St. Clair County prosecutors charged 17-year-old Davion Cutler on Tuesday with aggravated battery, accusing him in the criminal complaint of striking the victim on the back with an extension cord. He was jailed on $50,000 bond, and it was not immediately clear if he had an attorney.

Davion Cutler's 16-year-old brother was charged with battery as a juvenile and was in youth detention, his name not released because of his age. Police also were looking for the boys' 13-year-old sister although they did not say whether she was involved in the abuse.

Police said they expect they will ask prosecutors within days for abuse-related charges against other adults who lived in the house.

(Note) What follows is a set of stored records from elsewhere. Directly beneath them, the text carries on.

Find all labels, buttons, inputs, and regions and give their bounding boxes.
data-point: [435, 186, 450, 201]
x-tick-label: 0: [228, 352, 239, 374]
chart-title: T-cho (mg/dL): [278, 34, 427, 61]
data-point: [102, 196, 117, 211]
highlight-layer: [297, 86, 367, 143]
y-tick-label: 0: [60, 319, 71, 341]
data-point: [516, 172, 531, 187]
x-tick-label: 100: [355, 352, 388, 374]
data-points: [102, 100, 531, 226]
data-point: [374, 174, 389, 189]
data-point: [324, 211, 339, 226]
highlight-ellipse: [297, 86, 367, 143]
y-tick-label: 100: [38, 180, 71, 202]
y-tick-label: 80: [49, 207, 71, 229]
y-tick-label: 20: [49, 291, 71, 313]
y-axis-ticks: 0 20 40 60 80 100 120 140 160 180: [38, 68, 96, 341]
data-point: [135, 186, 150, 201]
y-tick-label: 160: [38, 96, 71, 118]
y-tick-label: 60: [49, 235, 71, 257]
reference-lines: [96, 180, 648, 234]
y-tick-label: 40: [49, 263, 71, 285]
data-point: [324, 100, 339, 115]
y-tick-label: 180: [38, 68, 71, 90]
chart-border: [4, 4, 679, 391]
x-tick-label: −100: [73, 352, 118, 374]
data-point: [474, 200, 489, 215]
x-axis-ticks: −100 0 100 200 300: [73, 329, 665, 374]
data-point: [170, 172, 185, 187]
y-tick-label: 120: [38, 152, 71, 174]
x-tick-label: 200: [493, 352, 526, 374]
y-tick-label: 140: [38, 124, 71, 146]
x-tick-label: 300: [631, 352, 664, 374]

The abuse surfaced Sunday, when workers at a hospital told police they were treating a malnourished, mentally challenged woman with beating-related injuries, investigators said.

When police went to the home, the teenagers tried to flee. But officers quickly caught Cutler and his brother, who admitted they had beaten the victim with a broom, pipe and "a switch," police Detective Orlando Ward said.

The two teenage boys, without being encouraged, also beat the 13-year-old girl several times a day, Floore said.

The victim told police the home had no telephone, crimping her ability to call out for help, Floore said.

"She said she sat on the front porch a few times but would never tell anybody about what was going on, mostly because she was mentally challenged and didn't know what to do actually," Floore said. "She can talk, but she's slow capacity. She may have the mind of a 6-year-old."

On Tuesday, she was slowly on the mend.

"Overall, she's doing better," Ward said. "Her health is still poor, but she's improving every day."

No one answered the door Tuesday at the two-story, white-sided home, where the porch was littered with dining chairs -- some stacked upside down -- near a headless, 4-foot-tall Greek statue. The front lawn was scorched, reduced to little more than a large patch of hardened dirt.

In the debris-strewn backyard, enclosed by a chain-link fence featuring a "Beware of Dog" sign, a toppled basketball goal was near two bicycles, one of them without a seat. Clothes hung to dry on an indecipherable contraption. The backdoor appeared to have been kicked in, with plenty of clutter visible inside.

A neighbor, 54-year-old Myrtle Drake, said she often saw the children playing in the front yard or sitting on a stoop outside her house, never causing trouble. "They seemed happy," she said.

The case is eerily similar to one last year just north of here in the Mississippi River city of Alton, where police say pregnant Dorothy Dixon died after weeks of torture inflicted by housemates.

Alton police say Dixon had been banished to the basement, where she had a thin rug and mattress. Investigators say the woman, who was six months pregnant, was used for BB target practice, burned with a glue gun, beaten with bats and doused with scalding liquid.

Two adults, three teenagers and a 12-year-old boy were charged with murder and pleaded not guilty, though the status of their cases was not immediately available Tuesday.